Tuesday, July 14, 2020

No Good Being Small in 2020


As we noted last night, Wall Street estimates call for a 12% drop in revenue and a 44% tumble in earnings for S&P 500 firms. That’s bad enough, but the quarter is expected to have been even more brutal for small-cap companies. 
Analysts’ consensus estimate is for Russell 2000 companies’ earnings to plunge 89.1% on a 19.1% fall in sales, according to Jefferies equity strategist Steven DeSanctis. That would “far and away surpass even the ugliest reporting season during the global financial crisis,” DeSanctis wrote in a recent report.
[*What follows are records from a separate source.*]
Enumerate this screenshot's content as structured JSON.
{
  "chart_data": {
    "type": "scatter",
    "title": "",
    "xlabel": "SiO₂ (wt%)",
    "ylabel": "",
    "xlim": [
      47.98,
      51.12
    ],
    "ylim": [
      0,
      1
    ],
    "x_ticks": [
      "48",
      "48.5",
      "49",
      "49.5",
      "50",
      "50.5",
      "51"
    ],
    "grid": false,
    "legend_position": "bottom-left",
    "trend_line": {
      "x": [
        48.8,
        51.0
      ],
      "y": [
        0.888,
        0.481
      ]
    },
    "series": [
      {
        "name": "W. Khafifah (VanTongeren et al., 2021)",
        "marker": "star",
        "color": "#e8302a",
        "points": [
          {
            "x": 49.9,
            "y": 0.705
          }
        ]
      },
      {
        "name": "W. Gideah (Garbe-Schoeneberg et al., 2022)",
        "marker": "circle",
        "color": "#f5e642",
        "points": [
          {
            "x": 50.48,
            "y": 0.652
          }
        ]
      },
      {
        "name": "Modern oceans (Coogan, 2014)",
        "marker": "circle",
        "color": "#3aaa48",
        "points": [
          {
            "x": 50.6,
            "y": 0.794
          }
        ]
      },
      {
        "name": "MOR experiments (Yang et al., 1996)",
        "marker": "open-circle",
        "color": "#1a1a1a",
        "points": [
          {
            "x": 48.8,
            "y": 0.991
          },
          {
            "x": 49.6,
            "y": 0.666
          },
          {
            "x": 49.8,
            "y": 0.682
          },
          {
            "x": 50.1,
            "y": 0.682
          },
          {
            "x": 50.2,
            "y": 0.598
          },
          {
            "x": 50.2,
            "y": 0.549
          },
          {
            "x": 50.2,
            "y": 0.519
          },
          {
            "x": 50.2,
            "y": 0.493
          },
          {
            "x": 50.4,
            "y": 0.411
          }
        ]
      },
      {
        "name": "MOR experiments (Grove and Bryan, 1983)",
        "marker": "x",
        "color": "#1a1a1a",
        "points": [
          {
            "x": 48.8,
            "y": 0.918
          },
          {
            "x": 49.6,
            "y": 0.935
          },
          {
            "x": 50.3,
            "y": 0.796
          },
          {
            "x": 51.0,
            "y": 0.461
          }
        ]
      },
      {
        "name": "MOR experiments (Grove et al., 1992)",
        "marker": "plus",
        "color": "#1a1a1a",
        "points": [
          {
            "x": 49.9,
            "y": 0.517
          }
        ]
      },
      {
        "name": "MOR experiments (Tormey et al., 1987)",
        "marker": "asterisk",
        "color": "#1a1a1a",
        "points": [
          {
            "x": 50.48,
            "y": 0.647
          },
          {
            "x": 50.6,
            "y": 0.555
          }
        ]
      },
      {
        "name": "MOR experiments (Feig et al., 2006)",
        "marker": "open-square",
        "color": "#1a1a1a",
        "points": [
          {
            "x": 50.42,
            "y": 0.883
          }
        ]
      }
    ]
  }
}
The second quarter and all of its challenges fell particularly hard on smaller companies. They don’t have the financial and operating scale that S&P 500 companies do to retool and adjust operations for a pandemic as quickly. And profit margins tend to be lower to begin with, making the second-quarter coronavirus hit even more painful.
But DeSanctis sees reasons to hope that things will only get better from there, and that the full-year picture is much better than for the second quarter alone. For the third quarter, analysts expect Russell 2000 revenue and earnings to be down 10% and 50%, respectively. And the fourth-quarter forecasts look like those for an average recession, not the unprecedented second-quarter dip. Wall Street consensus is that sales will fall 5% year over year, and earnings will decline 25%.
DeSanctis also noted that earnings estimate revision trends are improving.
“Analysts slashed numbers dramatically [earlier this year] and with little new information from companies, have stopped adjusting their annual forecasts,” he wrote. “We think there are more cuts coming, but more in line with the historical average of less than 2% per month. Thus, we look for small-cap earnings to be down 60% for the year.”
DeSanctis is referring to analysts’ tendency to lower their estimates as a quarter nears. Their current forecast is for a 52.9% decline in Russell 2000 earnings in 2020, and a 7.6% drop in revenue.
By next year, Wall Street sees a major rebound in small-cap revenues and earnings—to the tune of 6.8% and 74.2% increases, respectively.